In optimization, there is a notion of the duality gap, $\Delta$ which is always positive $\Delta\geq 0$. The condition $\Delta=0$, called strong duality, is sometimes quite convenient in the analysis of optimization problems. There are a lot of sufficient conditions (e.g., Slater's condition) which guarantee $\Delta = 0$ (see also here), and there are also many examples (in optimization books) where the aforementioned sufficient conditions fail but $\Delta=0$ still holds.
However, I am less familiar with examples or classes of problems which are known to possess a strictly positive duality gap $\Delta>0$. So, with this question I am hoping we can compile a list of interesting examples which demonstrate this behavior (with particular attention to properties of the functions, such as convexity and/or smoothness).
An example is interior point methods with logarithmic barrier. For reference, cf. Boyd & Vandenberghe "Convex Optimization" chap. $11$ "Interior-point methods" with its $70$ pages on the subject.
The goal is to find $x \in \mathbb R ^n$ that minimizes $f_0(x)$,
subject to constraints $f_i(x) \le 0, i=1\dots m$, and $Ax=b$,
where $f_0$ and $f_i: \mathbb R^n \to \mathbb R$ are convex and twice continuously differentiable,
$A$ is a $p \times n$ matrix, $p \lt n$, with rank $p$,
and $b \in \mathbb R ^p$.
(And we assume the problem is strictly feasible: $\exists x$ satisfying $\forall i, f_i(x) \le 0$, and $Ax=b$).
The method adds a logarithmic barrier term $\Phi(x) = - \sum_{i=1}^m \log(-f_i(x))$ to the objective function $tf_0(x)$.
($t$ is a parameter which $\to \infty$. Usually people define the new objective function as $f_0(x) + \mu \Phi(x)$, where $\mu \to 0$. This is equivalent, but Boyd & Vandenberghe chose this because it makes some proofs easier, when differentiating on $t$).

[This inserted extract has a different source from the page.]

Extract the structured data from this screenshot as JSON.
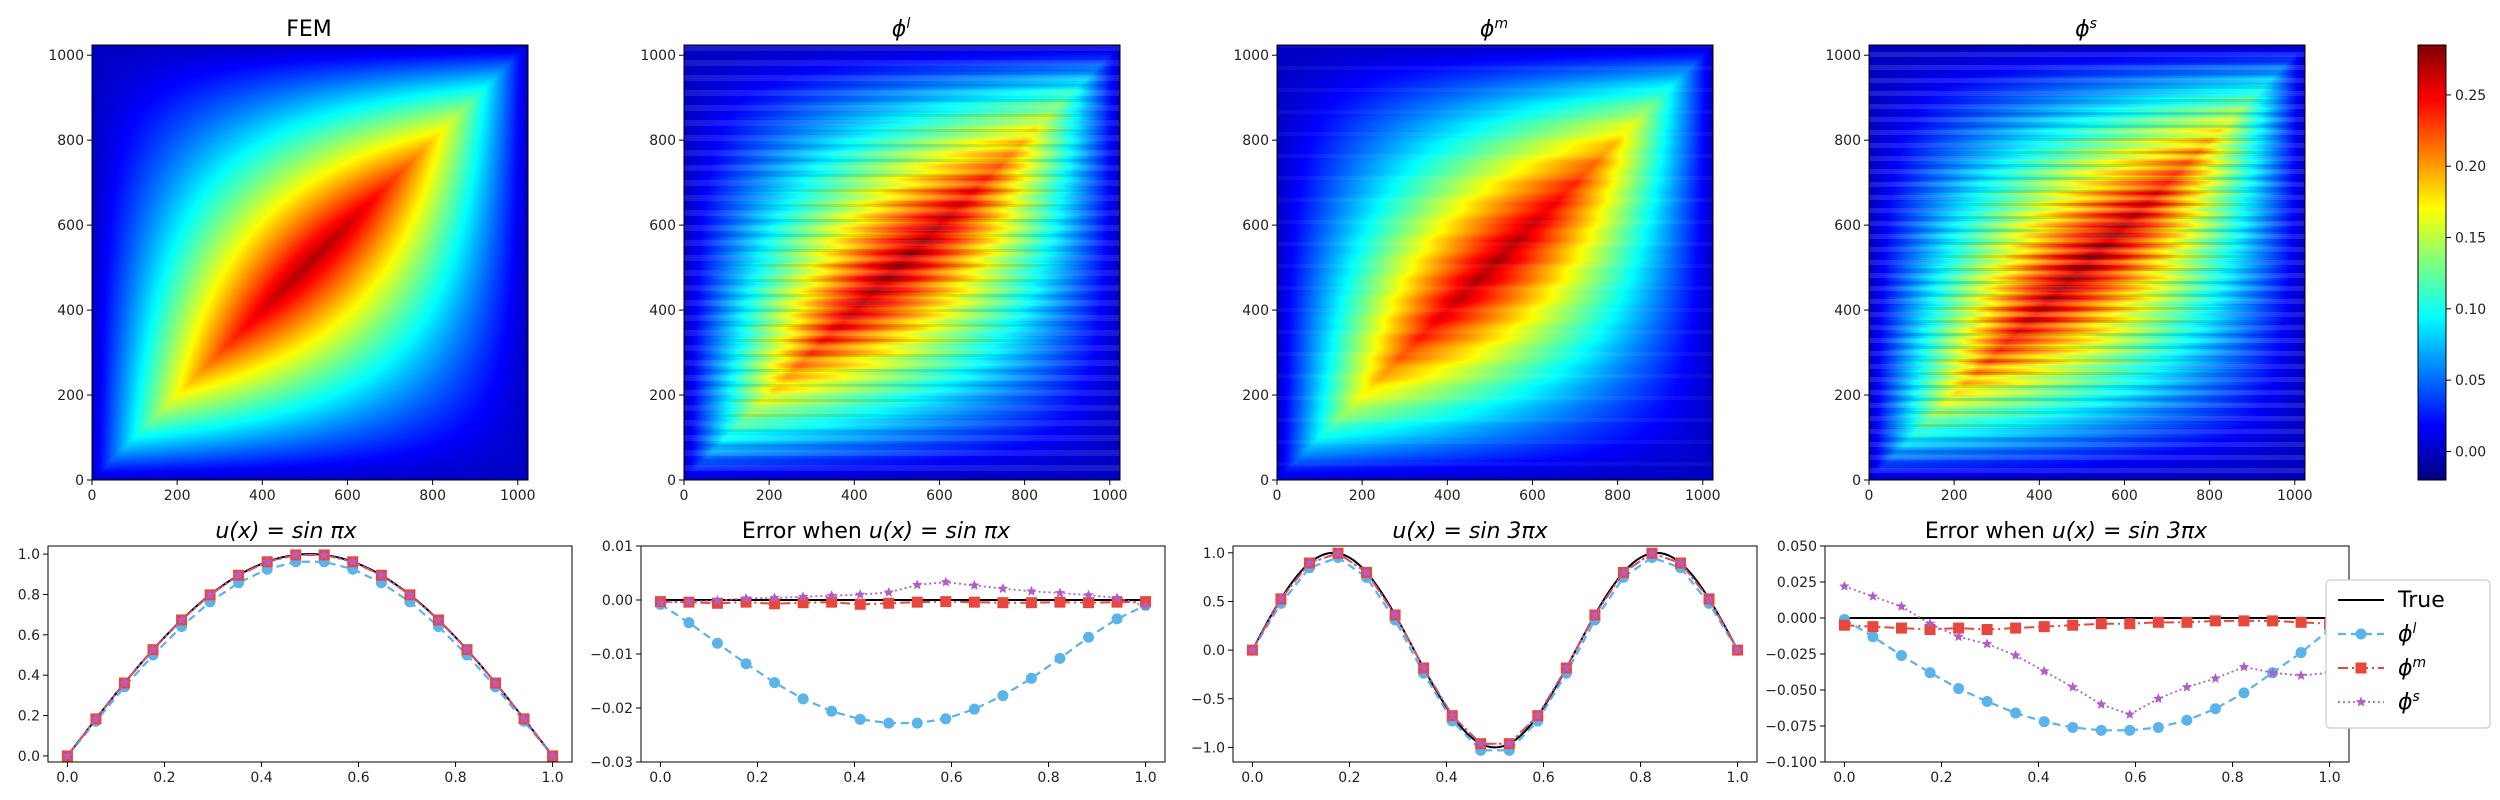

The method principle is to solve the new optimization problem ($tf_0(x) + \Phi(x)$), for some value of $t$, with Newton's method, then grow $t$ and repeat, using the previous optimum as initial point for Newton's method.

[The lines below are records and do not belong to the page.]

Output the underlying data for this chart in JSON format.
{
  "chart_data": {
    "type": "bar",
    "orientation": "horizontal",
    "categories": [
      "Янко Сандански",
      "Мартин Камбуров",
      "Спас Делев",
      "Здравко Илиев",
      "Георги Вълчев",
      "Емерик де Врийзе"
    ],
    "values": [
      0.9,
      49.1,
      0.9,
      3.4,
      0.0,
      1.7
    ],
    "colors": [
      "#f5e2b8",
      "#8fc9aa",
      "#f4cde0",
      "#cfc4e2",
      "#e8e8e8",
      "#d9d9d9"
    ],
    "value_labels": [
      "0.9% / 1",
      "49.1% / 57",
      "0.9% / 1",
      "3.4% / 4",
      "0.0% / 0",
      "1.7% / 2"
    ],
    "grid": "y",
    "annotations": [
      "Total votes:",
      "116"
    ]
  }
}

A very nice property of logarithmic barriers (and only this class of functions) is that the duality gap associated to optima $x^*$ and $\lambda^*$ for a specific value of $t$, is simply $m/t$. It depends only upon the number of constraints and the value of parameter $t$, not upon the problem other characteristics.
One consequence is that, contrary to simplex method (for linear problems) where the optimum is reached after a finite number of steps, here the number of steps is in theory infinite. But in practice, a sufficient precision is reached faster than with simplex method.
Note that in the original problem, Slater's condition holds, so the duality gap is $0$. It is only on problems with added logarithmic barrier that the duality gap is $m/t \gt 0$, with this quantity $\to 0$ when $t \to \infty$.